Objective. To evaluate health-related quality of life (HRQOL) and corticosteroid use in patients with moderate to severely active SLE enrolled in two international, multicentre, randomized controlled trials of epratuzumab (ALLEVIATE-1 and -2) and a long-term extension study (SL0006).
Methods. Ninety ALLEVIATE patients (43% BILAG A, mean BILAG score 13.2) were randomized to receive 360 mg/m2 (n = 42) or 720 mg/m2 (n = 11) epratuzumab or placebo (n = 37), plus standard of care, in 12-week cycles. Corticosteroid use, patient and physician global assessments of disease activity (PtGA and PGA) and 36-item Medical Outcomes Survey Short Form (SF-36) results were recorded at baseline and every 4 weeks. Both trials were prematurely discontinued due to a drug supply interruption; patients followed for ≥6 months were analysed. Twenty-nine patients continued in SL0006, with interim analysis at a median exposure of 120 (range 13–184) weeks.

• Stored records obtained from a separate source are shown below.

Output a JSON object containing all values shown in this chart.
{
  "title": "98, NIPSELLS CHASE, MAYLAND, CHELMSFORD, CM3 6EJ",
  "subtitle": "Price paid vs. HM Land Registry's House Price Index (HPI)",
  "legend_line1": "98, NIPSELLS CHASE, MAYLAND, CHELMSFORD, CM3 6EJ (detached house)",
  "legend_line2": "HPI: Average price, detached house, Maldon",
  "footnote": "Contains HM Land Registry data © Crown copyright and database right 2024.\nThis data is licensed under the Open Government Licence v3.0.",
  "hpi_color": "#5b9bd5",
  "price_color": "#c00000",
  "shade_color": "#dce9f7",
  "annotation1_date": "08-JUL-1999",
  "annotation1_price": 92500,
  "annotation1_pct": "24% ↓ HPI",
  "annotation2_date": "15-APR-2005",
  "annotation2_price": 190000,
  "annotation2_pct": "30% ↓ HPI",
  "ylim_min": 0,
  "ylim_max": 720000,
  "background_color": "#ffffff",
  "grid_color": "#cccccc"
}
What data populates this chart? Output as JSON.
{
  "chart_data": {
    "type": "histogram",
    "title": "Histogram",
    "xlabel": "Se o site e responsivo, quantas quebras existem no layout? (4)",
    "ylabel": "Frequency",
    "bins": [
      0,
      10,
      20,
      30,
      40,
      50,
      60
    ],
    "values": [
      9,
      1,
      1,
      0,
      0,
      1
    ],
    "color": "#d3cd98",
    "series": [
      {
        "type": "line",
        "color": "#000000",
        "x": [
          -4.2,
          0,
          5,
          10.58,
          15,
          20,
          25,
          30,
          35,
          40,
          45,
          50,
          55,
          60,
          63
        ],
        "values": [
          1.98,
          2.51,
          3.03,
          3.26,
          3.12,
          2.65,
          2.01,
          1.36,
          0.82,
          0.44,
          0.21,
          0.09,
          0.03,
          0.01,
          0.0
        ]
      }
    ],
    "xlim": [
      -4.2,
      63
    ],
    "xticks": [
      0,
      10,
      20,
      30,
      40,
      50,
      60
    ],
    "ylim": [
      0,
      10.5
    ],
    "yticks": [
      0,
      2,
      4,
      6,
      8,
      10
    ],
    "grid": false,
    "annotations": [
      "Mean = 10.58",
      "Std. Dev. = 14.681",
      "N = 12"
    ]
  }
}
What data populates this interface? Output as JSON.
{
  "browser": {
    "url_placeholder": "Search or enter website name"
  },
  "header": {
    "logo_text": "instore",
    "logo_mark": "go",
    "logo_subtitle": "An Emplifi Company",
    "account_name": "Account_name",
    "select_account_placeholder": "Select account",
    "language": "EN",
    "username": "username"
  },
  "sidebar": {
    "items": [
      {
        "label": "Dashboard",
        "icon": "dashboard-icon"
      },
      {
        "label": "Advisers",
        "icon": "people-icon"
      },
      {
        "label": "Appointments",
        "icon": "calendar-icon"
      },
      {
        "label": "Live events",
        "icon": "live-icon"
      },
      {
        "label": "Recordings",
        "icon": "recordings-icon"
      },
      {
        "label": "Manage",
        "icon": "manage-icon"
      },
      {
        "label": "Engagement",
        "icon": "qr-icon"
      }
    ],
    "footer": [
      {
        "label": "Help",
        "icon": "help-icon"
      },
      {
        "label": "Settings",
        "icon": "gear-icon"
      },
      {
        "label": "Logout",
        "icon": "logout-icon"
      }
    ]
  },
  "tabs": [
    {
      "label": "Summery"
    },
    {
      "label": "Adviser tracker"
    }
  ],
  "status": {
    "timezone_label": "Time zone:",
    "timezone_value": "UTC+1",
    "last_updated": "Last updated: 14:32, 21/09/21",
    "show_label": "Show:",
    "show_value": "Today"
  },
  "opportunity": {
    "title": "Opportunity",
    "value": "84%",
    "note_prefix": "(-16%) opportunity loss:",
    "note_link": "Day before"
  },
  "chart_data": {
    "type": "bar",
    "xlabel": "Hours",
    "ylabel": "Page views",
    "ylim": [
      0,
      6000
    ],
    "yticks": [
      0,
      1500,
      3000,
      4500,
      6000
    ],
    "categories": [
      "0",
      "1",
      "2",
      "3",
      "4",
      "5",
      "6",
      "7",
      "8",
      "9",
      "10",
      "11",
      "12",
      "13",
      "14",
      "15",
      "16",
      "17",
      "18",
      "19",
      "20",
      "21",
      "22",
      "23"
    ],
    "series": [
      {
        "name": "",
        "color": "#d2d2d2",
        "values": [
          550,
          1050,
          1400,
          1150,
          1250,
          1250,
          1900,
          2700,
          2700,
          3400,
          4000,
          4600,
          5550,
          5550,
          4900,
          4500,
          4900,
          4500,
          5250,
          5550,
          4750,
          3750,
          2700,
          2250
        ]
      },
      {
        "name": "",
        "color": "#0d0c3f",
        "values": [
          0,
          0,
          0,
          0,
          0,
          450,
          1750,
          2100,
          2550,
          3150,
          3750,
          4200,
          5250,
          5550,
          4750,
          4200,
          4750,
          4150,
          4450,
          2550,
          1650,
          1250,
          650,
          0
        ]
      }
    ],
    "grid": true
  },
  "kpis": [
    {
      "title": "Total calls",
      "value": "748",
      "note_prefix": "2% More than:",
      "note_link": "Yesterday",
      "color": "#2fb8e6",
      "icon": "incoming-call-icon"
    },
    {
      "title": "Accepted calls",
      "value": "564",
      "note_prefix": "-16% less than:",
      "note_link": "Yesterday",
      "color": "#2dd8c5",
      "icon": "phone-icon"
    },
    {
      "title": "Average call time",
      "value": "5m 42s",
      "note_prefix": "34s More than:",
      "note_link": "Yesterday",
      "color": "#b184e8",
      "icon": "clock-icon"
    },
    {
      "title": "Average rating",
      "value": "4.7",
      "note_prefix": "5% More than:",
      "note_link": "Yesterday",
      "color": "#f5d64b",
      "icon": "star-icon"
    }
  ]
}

Results. At week 12, proportions of patients with a PGA ≥20% above baseline or with a PtGA improvement greater than or equal to the minimum clinically important difference were higher in the epratuzumab arms than the placebo arm. PGA and PtGA improvements were sustained but did not reach statistical significance. At week 24, mean cumulative corticosteroid doses with epratuzumab 360 and 720 mg/m2 were 1051 and 1973 mg less than placebo (P = 0.034 and 0.081, respectively). At week 48, SF-36 scores approached or exceeded US age- and gender-matched norms in five domains with the 360 mg/m2 treatment. Improvements were maintained in SL0006 over ∼2 years.
Conclusion. Epratuzumab treatment produced clinically meaningful and sustained improvements in PGA, PtGA and HRQOL and reductions in corticosteroid doses.